Risk-commensurate handling of valuable items

Flood victims themselves can contribute to loss prevention by building appropriately, managing their exposed values, being prepared for emergencies, and being ready to take action in the event of an impending catastrophe. Never before have people had so many valuable, yet also vulnerable, possessions. While coal, wood and other supplies used to be stored in basements, these areas now often contain hobby and party rooms, saunas and oil-powered central heating equipment instead.

The basements of relatively large housing complexes or commercial buildings often contain central control systems for the buildings, storage rooms or even computer centres. Permanent or even temporary structural measures and the appropriate response to flooding danger can help protect these valuables from damage.

Sharing the flood risk

There will always be severe weather catastrophes and there is no such thing as 100% protection. However, that doesn't mean there is nothing we can do to minimise flood losses. Yet simply relying on dykes, early-warning systems or insurance policies is nowhere near enough. Only a combination of measures supported and shared by governments, residents and insurers can effectively reduce flood risks.

Taking suitable precautions increases insurability

Flooding will continue to present a residual risk. And insurers can cover this risk.
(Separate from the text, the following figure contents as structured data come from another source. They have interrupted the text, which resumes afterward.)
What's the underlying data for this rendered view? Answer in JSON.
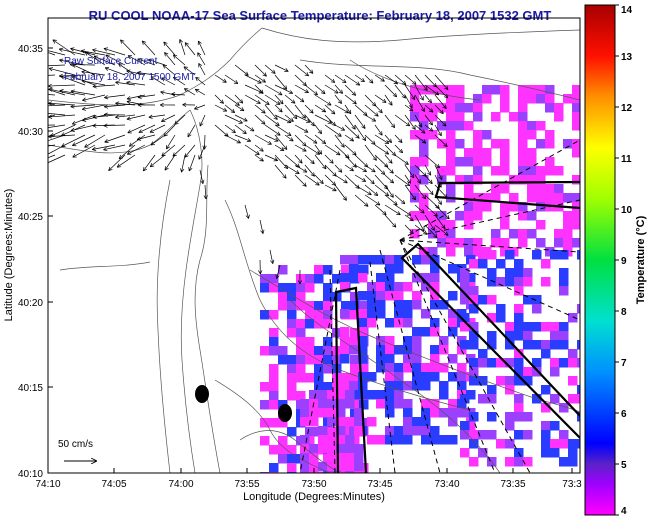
{
  "title": "RU COOL  NOAA-17  Sea Surface Temperature:  February 18, 2007 1532 GMT",
  "legend": {
    "line1": "Raw Surface Current",
    "line2": "February 18, 2007 1500 GMT",
    "scale_label": "50 cm/s"
  },
  "axes": {
    "xlabel": "Longitude (Degrees:Minutes)",
    "ylabel": "Latitude (Degrees:Minutes)",
    "x_ticks": [
      "74:10",
      "74:05",
      "74:00",
      "73:55",
      "73:50",
      "73:45",
      "73:40",
      "73:35",
      "73:3"
    ],
    "y_ticks": [
      "40:35",
      "40:30",
      "40:25",
      "40:20",
      "40:15",
      "40:10"
    ]
  },
  "colorbar": {
    "label": "Temperature (°C)",
    "min": 4,
    "max": 14,
    "ticks": [
      "14",
      "13",
      "12",
      "11",
      "10",
      "9",
      "8",
      "7",
      "6",
      "5",
      "4"
    ]
  },
  "colors": {
    "title": "#1a1aa6",
    "sst_magenta": "#ff33ff",
    "sst_violet": "#9b40ff",
    "sst_blue": "#2a3cff"
  }
}
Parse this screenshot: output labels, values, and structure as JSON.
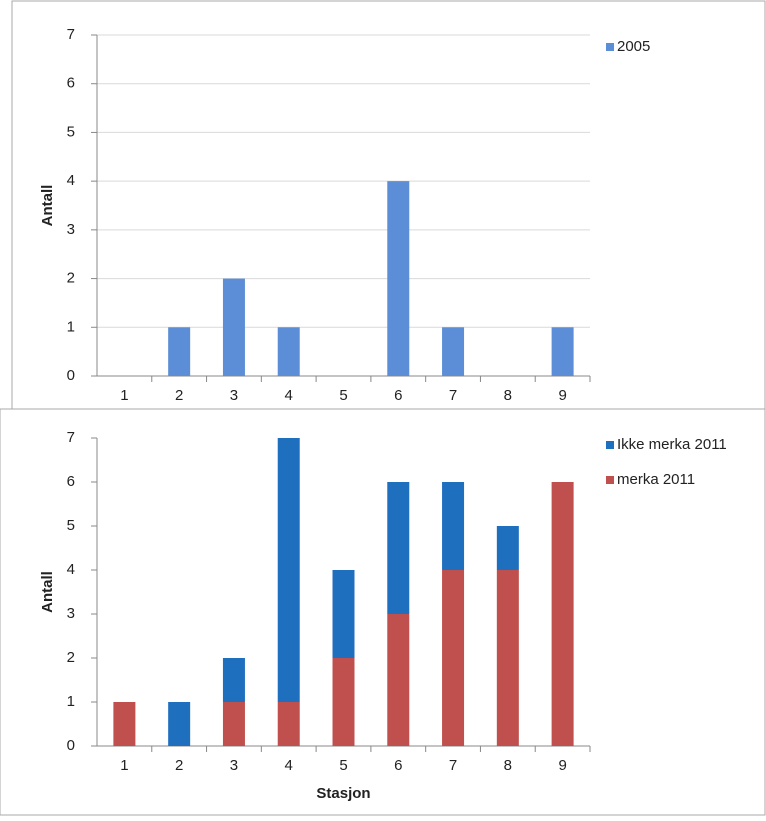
{
  "chart_data": [
    {
      "type": "bar",
      "y_label": "Antall",
      "categories": [
        "1",
        "2",
        "3",
        "4",
        "5",
        "6",
        "7",
        "8",
        "9"
      ],
      "series": [
        {
          "name": "2005",
          "color": "#5b8ed6",
          "values": [
            0,
            1,
            2,
            1,
            0,
            4,
            1,
            0,
            1
          ]
        }
      ],
      "ylim": [
        0,
        7
      ],
      "yticks": [
        0,
        1,
        2,
        3,
        4,
        5,
        6,
        7
      ],
      "grid": true,
      "legend": "top-right"
    },
    {
      "type": "stacked-bar",
      "y_label": "Antall",
      "x_label": "Stasjon",
      "categories": [
        "1",
        "2",
        "3",
        "4",
        "5",
        "6",
        "7",
        "8",
        "9"
      ],
      "series": [
        {
          "name": "Ikke merka 2011",
          "color": "#1f6fbf",
          "values": [
            0,
            1,
            1,
            6,
            2,
            3,
            2,
            1,
            0
          ]
        },
        {
          "name": "merka 2011",
          "color": "#c0504d",
          "values": [
            1,
            0,
            1,
            1,
            2,
            3,
            4,
            4,
            6
          ]
        }
      ],
      "ylim": [
        0,
        7
      ],
      "yticks": [
        0,
        1,
        2,
        3,
        4,
        5,
        6,
        7
      ],
      "grid": false,
      "legend": "top-right"
    }
  ]
}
Nearly 99% of all buildings in Germany can be insured against flooding. Even in Germany's most flood-prone areas, deductibles and prevention measures can make insurance possible. But the need to take preventive measures remains the deciding factor in loss minimisation, even for those already insured.
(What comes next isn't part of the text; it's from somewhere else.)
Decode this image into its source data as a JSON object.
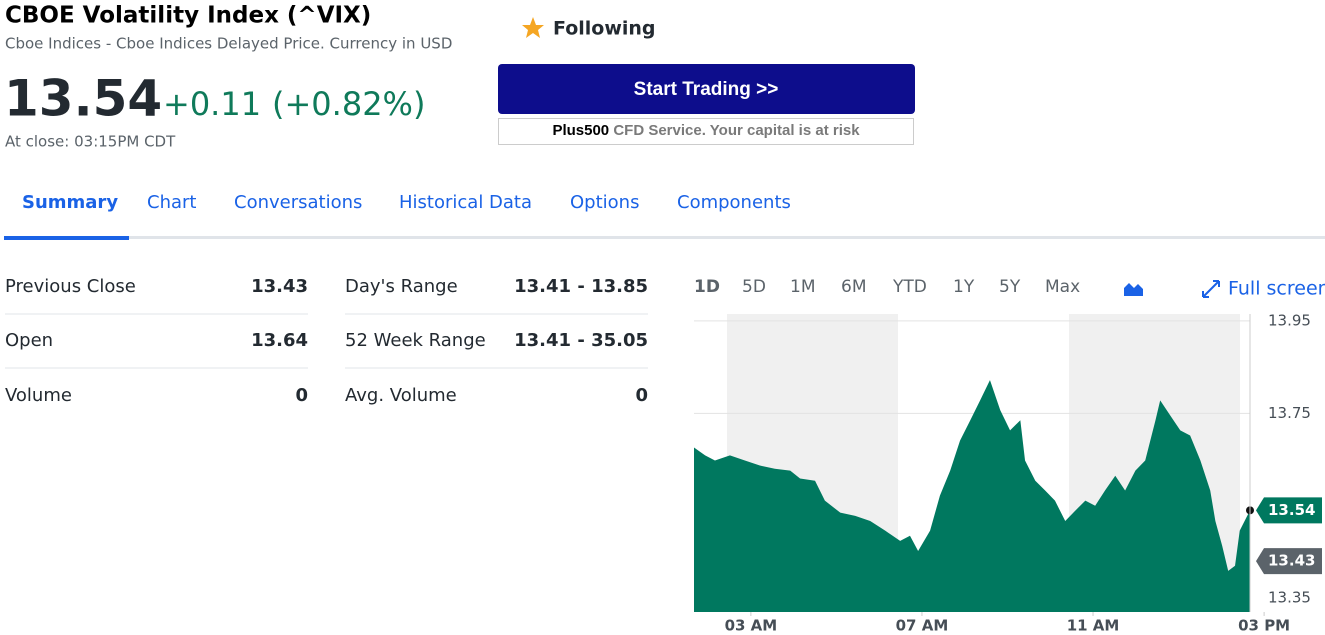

The insurance industry's primary objective must therefore be to increase motivation in this respect. To achieve this, insurers need to focus on informing the public and heightening the awareness regarding the risks involved. As stated above, there is no way to fully prevent flooding. Even if all preventive measures have been taken, the risk needs to remain firmly on people's agenda. We may have no choice but to live with floods, but suitable risk prevention in combination with appropriate insurance cover can significantly reduce their catastrophic effects.